No one wants to admit they come from privilege, if for no reason other than it makes whatever you have achieved in your life seem relatively unimpressive. Case in point: Samantha Henig's take on being a not-massively-rich student at Trinity - the Manhattan prep school, not the preppy Connecticut college:
For my junior year of high school, my father took a one-year fellowship in Manhattan, and my mom and I tagged along. Included in his package: a subsidized apartment for us in a doorman building at 64th and Third (which I learned within my first week did not qualify as the Upper East Side) and money to help my family send me to private school for the first time in my life. I chose Trinity on the Upper West Side because it seemed the furthest from what I had known. I was coming from a packed and diverse high school of 3,200 students, more than half of whom were black and Hispanic. At Trinity, there were 100 kids per grade, and most of them were white and very, very rich. [....]
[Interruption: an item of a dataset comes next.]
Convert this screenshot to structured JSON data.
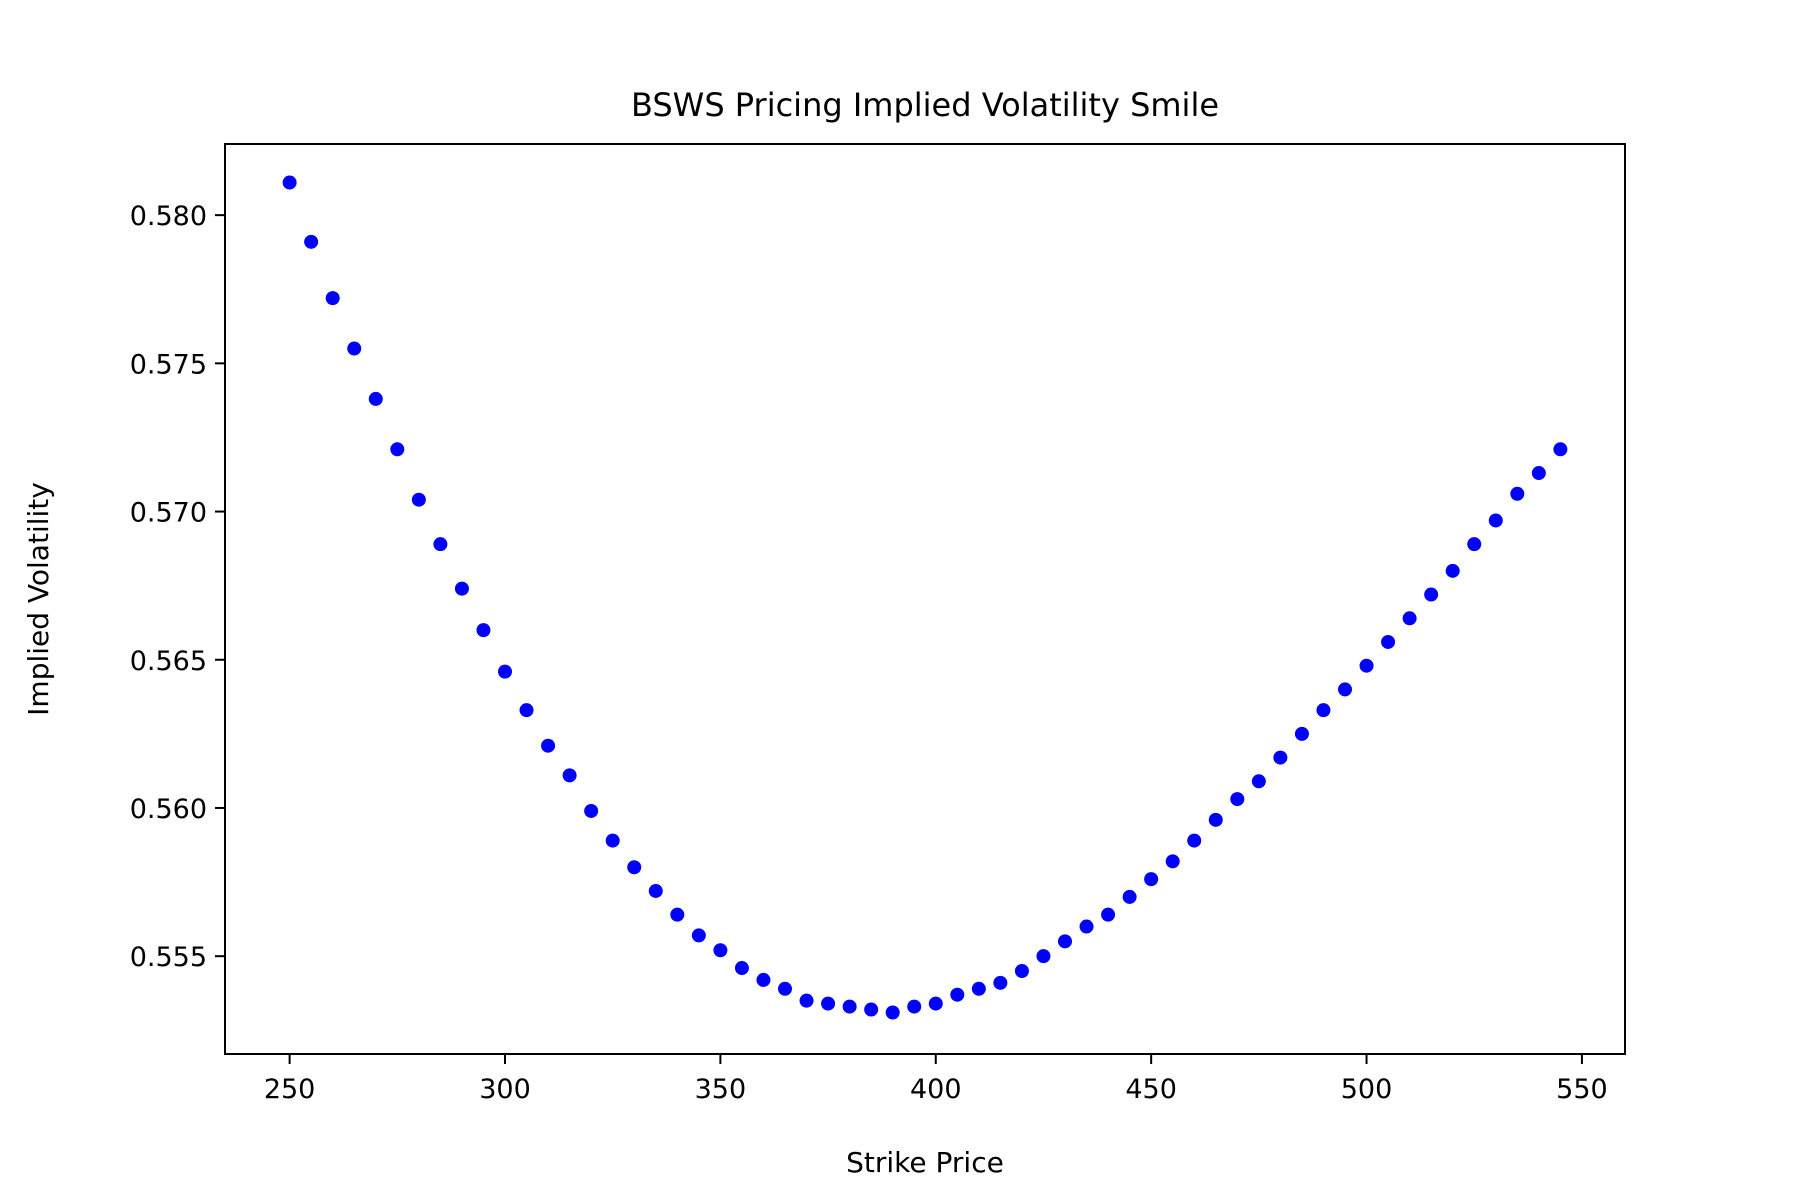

[...] I couldn’t come close to affording the clothes and restaurants my Trinity peers took for granted. (And unlike [fictional scholarship student] Anna, whose only non-Langdon friend is a banker who’s also living the glamorous life, I still had my public-school friends back home to keep me honest.)
Obviously we are not privy to the whole story, but from the information given... if your father is not only present in your life, but has a fellowship prestigious enough to bring him perks that include a posh Manhattan apartment and private-school tuition for you, you come from privilege. Not the same kind of privilege that permits Gossip-Girl-level excesses, but privilege all the same.
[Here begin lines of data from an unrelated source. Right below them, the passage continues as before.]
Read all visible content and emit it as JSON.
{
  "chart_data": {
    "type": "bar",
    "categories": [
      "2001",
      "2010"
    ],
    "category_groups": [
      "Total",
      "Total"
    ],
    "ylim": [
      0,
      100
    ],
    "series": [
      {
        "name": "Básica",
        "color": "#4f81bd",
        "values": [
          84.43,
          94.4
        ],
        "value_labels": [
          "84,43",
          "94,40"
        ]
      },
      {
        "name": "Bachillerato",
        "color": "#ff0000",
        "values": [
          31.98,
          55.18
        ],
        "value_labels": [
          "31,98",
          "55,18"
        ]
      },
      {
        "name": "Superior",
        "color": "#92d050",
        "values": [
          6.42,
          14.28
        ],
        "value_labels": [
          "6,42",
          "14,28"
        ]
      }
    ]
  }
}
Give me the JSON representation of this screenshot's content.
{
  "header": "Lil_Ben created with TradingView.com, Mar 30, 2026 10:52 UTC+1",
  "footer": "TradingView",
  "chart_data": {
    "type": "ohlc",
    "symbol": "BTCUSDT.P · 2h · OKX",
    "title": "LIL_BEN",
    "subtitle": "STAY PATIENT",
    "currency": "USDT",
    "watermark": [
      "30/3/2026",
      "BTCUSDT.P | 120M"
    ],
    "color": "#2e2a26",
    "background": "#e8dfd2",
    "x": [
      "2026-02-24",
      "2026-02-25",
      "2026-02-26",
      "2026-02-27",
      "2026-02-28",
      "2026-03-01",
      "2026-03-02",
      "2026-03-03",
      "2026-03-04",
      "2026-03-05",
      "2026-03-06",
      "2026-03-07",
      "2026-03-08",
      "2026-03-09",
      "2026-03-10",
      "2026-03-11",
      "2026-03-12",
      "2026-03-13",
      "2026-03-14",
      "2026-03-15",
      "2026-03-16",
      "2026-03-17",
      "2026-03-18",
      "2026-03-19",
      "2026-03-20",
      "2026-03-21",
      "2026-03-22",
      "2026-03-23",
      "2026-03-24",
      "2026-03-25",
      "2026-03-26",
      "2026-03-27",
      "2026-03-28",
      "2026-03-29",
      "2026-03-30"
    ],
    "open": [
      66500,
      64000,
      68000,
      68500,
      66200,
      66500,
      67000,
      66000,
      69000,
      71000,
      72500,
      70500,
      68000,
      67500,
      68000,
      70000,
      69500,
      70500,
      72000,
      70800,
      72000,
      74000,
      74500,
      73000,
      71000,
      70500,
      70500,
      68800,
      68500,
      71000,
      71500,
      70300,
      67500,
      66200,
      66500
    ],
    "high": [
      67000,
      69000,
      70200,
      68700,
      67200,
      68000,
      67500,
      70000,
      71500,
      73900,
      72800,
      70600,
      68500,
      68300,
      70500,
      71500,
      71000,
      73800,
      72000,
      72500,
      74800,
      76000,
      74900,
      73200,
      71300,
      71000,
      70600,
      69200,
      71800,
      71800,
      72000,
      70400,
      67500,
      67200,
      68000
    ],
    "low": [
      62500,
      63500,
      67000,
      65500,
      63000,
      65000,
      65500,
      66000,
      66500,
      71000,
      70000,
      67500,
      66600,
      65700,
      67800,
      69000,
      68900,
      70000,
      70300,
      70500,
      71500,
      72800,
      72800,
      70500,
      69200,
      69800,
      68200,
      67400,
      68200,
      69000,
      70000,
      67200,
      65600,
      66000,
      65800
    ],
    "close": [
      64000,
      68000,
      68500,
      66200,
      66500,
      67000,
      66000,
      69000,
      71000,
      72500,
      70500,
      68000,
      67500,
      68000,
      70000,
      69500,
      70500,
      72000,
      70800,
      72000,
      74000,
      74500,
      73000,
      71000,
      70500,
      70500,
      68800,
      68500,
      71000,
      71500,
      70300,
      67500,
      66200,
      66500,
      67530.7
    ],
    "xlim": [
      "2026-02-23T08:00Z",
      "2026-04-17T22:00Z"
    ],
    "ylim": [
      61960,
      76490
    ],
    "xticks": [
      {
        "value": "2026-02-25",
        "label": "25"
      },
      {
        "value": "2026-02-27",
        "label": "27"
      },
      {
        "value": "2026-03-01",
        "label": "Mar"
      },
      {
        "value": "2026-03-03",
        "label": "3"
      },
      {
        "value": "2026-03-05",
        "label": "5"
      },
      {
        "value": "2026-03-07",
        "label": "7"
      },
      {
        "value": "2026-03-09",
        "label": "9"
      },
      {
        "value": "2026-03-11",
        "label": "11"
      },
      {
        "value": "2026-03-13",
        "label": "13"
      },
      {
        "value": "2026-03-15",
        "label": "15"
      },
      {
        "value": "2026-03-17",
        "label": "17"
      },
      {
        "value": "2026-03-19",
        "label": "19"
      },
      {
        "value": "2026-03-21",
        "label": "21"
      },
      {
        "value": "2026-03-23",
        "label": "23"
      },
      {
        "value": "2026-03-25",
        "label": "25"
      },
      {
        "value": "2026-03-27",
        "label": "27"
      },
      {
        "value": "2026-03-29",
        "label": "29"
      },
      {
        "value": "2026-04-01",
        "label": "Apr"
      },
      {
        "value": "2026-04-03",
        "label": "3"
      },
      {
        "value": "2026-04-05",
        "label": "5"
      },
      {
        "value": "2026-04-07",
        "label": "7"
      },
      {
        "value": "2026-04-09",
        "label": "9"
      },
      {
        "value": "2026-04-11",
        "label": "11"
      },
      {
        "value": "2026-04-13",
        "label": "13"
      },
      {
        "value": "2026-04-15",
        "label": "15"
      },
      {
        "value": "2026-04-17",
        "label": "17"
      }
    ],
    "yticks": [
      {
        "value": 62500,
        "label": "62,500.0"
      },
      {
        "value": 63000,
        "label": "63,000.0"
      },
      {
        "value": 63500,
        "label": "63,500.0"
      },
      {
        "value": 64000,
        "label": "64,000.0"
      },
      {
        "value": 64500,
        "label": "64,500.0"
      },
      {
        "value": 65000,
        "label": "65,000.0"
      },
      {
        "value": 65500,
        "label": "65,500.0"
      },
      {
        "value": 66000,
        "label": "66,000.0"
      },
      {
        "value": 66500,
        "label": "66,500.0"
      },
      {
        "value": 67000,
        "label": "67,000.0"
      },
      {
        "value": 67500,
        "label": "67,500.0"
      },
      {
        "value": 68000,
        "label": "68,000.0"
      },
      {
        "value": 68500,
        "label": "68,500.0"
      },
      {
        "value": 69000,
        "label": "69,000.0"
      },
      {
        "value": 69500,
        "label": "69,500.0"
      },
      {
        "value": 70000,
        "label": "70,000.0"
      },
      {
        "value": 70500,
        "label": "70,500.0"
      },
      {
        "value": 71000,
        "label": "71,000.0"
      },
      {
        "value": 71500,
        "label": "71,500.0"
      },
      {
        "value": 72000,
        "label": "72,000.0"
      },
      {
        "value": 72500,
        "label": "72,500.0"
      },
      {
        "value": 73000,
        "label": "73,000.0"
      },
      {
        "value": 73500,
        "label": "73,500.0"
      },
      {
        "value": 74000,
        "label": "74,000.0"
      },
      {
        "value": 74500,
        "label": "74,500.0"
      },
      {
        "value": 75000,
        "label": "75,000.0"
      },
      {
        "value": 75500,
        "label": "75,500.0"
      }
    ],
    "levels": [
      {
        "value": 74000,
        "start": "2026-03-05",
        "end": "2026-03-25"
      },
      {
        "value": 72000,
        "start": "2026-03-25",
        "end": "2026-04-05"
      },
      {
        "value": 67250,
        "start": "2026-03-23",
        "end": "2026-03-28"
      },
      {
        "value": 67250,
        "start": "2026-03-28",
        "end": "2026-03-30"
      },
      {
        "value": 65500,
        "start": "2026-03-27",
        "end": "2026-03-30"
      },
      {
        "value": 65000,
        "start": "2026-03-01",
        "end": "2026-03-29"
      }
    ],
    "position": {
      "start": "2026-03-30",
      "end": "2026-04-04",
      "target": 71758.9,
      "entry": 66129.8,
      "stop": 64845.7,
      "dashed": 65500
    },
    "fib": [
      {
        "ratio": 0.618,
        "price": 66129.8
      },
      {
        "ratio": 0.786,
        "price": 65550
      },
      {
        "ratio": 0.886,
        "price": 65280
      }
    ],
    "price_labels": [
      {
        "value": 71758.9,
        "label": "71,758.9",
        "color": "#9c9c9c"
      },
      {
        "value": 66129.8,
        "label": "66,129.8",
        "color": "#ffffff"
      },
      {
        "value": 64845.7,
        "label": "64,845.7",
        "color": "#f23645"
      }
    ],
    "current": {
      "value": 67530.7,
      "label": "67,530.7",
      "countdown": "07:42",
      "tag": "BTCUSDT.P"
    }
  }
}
If you're going to use your own socioeconomic background to make some broader point about how the world works, you have to own up to what that background was, not relative to the world's three richest people, but relative to, I don't know, some slightly larger set. It's not that the subtle differences between Manhattan prep-school's upper and upper middle classes, the ones that feel massive to insiders only, should not be explored for all they're worth (although I'm not signing up for that task). But if that's what you're describing, and you're telling it from the 'lowly' upper-middle end of that spectrum, you sort of have to be clear that you know you didn't grow up poor, or even, in all likelihood, middle-class.
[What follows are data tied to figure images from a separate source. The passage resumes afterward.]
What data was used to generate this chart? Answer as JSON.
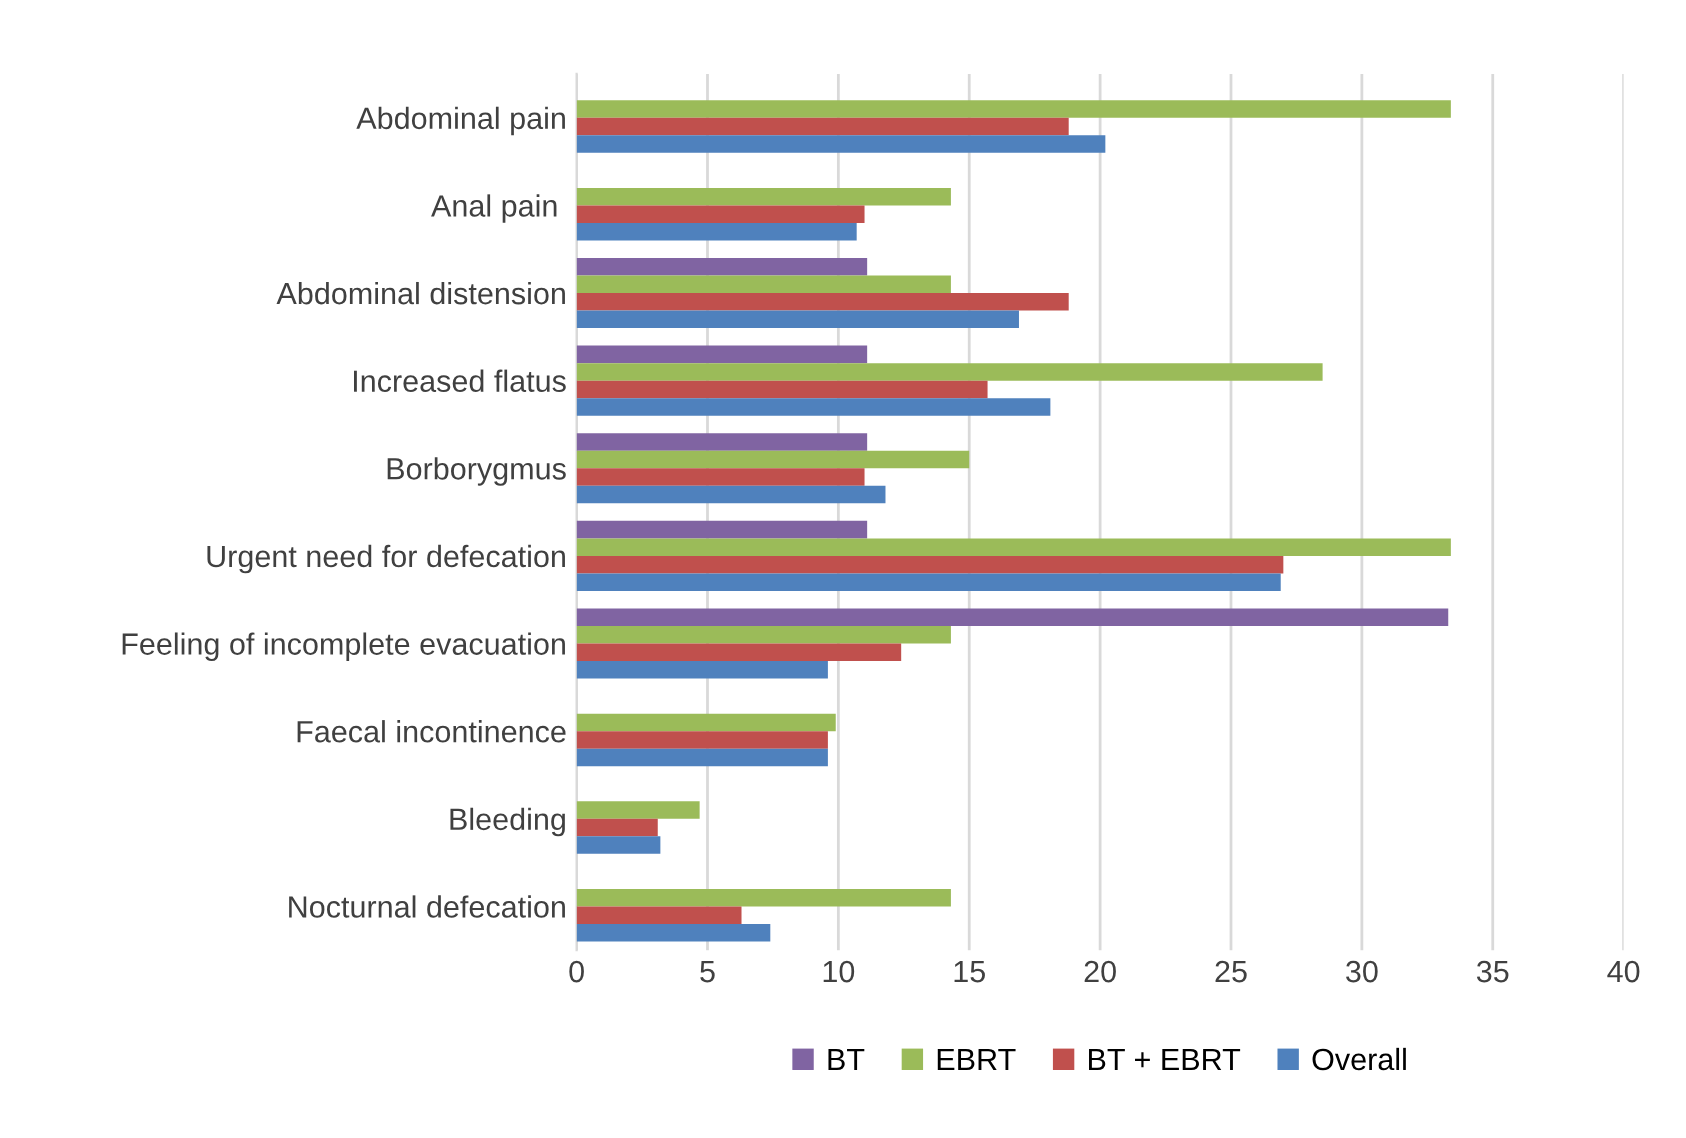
{
  "chart_data": {
    "type": "bar",
    "orientation": "horizontal",
    "categories": [
      "Abdominal pain",
      "Anal pain ",
      "Abdominal distension",
      "Increased flatus",
      "Borborygmus",
      "Urgent need for defecation",
      "Feeling of incomplete evacuation",
      "Faecal incontinence",
      "Bleeding",
      "Nocturnal defecation"
    ],
    "series": [
      {
        "name": "BT",
        "color": "#8064a2",
        "values": [
          null,
          null,
          11.1,
          11.1,
          11.1,
          11.1,
          33.3,
          null,
          null,
          null
        ]
      },
      {
        "name": "EBRT",
        "color": "#9bbb59",
        "values": [
          33.4,
          14.3,
          14.3,
          28.5,
          15.0,
          33.4,
          14.3,
          9.9,
          4.7,
          14.3
        ]
      },
      {
        "name": "BT + EBRT",
        "color": "#c0504d",
        "values": [
          18.8,
          11.0,
          18.8,
          15.7,
          11.0,
          27.0,
          12.4,
          9.6,
          3.1,
          6.3
        ]
      },
      {
        "name": "Overall",
        "color": "#4f81bd",
        "values": [
          20.2,
          10.7,
          16.9,
          18.1,
          11.8,
          26.9,
          9.6,
          9.6,
          3.2,
          7.4
        ]
      }
    ],
    "xlim": [
      0,
      40
    ],
    "xticks": [
      0,
      5,
      10,
      15,
      20,
      25,
      30,
      35,
      40
    ],
    "grid": "x",
    "legend": "bottom"
  }
}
And then the idea that public-school friends are some kind of magical force keeping one attuned to what really matters in life just strikes me as unlikely. Is teenage materialism so fundamentally different if it's kids with $900 designer handbags sniffing at those with $80 North Face backpacks than it is if the North Face kids feel superior to those whose backpacks are off-brands? Clearly the former makes for better television - 'rich' being best indicated by Big Shiny Things, but as far as I'm concerned, the difference ends there.
Anyway, part of me feels for Henig, because I too grew up poor-relative-to-some-really-rich-Manhattan-prep-school-classmates, and I understand the temptation to present this sort of upbringing as one from which it's still possible to emerge self-made. But I tend to think it's not.